New York, Sept 29 (CTK special correspondent) – Czech Prime Minister Bohuslav Sobotka took over 260 books about architecture that belonged to the late Adolf Kurt Placzek, an art historian from a significant family linked to the Moravian capital of Brno, in New York on Monday.
Adolf Kurt Placzek (1913-2000) was born in Vienna. His grandfather Baruch Placzek was the chief rabbi of Brno and later the chief Moravian rabbi until his death in 1922.
Adolf’s cousin was Georg Placzek, a well-known nuclear physicist born in Brno, who was probably the only Czech working in a senior position on the Manhattan project, or the U.S. secret development of an atomic bomb.

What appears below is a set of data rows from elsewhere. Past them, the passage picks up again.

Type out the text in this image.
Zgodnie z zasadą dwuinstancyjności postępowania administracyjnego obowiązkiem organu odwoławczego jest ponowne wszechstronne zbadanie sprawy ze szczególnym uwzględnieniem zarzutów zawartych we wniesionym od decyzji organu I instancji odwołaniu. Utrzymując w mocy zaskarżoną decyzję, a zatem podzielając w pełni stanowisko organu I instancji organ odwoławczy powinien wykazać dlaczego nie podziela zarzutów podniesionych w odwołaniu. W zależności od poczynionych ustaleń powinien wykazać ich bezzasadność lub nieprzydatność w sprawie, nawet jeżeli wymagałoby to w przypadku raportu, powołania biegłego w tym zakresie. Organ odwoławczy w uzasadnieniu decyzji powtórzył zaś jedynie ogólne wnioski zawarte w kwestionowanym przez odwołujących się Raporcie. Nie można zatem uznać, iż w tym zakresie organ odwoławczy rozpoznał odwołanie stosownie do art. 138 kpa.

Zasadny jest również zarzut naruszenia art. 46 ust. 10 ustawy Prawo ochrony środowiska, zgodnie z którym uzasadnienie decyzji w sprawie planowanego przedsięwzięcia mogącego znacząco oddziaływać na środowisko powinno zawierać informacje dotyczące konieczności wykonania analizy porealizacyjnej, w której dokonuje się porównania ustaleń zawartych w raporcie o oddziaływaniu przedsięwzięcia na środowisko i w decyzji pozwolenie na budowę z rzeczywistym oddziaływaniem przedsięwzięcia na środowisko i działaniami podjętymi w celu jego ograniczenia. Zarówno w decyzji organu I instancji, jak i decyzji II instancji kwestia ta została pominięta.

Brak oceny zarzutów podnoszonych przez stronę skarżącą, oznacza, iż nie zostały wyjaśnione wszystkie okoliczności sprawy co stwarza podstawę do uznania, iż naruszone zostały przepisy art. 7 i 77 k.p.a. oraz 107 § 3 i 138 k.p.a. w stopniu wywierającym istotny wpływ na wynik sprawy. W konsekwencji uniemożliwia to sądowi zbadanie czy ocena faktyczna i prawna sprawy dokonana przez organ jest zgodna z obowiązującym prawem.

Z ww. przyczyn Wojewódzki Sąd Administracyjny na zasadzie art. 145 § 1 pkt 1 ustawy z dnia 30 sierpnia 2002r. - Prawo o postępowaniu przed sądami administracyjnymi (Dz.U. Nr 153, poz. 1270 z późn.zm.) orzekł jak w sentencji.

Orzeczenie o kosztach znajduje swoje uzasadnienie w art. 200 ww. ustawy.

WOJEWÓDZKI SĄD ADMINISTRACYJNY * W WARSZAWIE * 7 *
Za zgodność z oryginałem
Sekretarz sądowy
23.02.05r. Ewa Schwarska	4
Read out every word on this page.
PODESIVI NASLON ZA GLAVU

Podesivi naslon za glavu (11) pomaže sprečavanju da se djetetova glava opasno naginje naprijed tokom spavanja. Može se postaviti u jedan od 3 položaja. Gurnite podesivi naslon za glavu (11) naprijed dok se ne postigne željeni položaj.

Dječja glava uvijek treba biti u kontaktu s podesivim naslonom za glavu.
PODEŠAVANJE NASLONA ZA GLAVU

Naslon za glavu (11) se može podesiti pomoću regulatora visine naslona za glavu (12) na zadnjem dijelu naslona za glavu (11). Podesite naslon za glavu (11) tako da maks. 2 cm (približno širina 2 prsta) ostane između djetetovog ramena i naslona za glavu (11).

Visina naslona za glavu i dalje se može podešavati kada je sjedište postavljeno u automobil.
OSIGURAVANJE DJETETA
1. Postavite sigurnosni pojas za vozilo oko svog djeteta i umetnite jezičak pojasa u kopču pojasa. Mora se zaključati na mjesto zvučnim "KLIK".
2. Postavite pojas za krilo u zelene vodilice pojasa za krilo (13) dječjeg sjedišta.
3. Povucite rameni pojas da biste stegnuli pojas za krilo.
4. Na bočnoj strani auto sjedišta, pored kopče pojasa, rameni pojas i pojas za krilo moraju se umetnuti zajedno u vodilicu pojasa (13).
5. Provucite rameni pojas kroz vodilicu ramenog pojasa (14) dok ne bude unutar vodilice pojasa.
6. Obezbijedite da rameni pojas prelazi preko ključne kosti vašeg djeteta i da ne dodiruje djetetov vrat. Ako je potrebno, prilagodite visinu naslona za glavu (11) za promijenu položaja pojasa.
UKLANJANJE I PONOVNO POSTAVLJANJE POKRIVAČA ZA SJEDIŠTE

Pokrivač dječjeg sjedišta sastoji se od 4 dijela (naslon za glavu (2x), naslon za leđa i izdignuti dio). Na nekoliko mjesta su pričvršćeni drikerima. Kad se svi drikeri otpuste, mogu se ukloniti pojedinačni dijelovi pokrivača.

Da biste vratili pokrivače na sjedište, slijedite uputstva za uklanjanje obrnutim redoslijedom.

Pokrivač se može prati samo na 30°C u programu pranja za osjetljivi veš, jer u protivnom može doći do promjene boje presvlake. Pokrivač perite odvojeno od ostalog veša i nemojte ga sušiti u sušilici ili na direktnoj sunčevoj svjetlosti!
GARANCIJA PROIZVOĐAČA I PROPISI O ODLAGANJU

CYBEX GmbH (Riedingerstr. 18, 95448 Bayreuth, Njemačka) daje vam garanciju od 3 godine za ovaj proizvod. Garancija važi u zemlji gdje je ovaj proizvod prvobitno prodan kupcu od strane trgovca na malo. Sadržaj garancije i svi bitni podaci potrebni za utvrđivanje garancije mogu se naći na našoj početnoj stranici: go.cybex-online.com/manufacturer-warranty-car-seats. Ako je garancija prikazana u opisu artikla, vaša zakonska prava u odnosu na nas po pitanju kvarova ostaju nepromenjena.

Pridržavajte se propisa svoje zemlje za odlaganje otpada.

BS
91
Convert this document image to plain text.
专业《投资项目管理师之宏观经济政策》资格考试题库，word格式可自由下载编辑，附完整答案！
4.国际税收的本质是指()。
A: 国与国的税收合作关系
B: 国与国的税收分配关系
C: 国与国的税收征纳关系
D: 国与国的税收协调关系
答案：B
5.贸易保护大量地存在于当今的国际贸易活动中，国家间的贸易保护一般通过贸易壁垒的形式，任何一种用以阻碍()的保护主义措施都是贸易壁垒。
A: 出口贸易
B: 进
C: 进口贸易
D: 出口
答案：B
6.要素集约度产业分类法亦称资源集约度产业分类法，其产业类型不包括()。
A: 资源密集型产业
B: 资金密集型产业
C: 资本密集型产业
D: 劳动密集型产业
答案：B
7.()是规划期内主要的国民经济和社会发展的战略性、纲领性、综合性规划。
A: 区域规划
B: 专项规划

Adolf Placzek completed his art history studies in Vienna and left for London fleeing the Nazis in 1938. Two years later he left for New York where he completed his librarian studies at the Columbia University.
In 1948, he started to work in the university’s architecture library, of which he was director until 1980. Under his management, the library became one of the world’s most respected of its kind.
Earlier this year, Placzek’s daughter donated 260 books from her father’s private collection to the the centre of modern architecture that is based in the villa Stiassni in Brno. Sobotka took over the books from the Czech Centre in New York.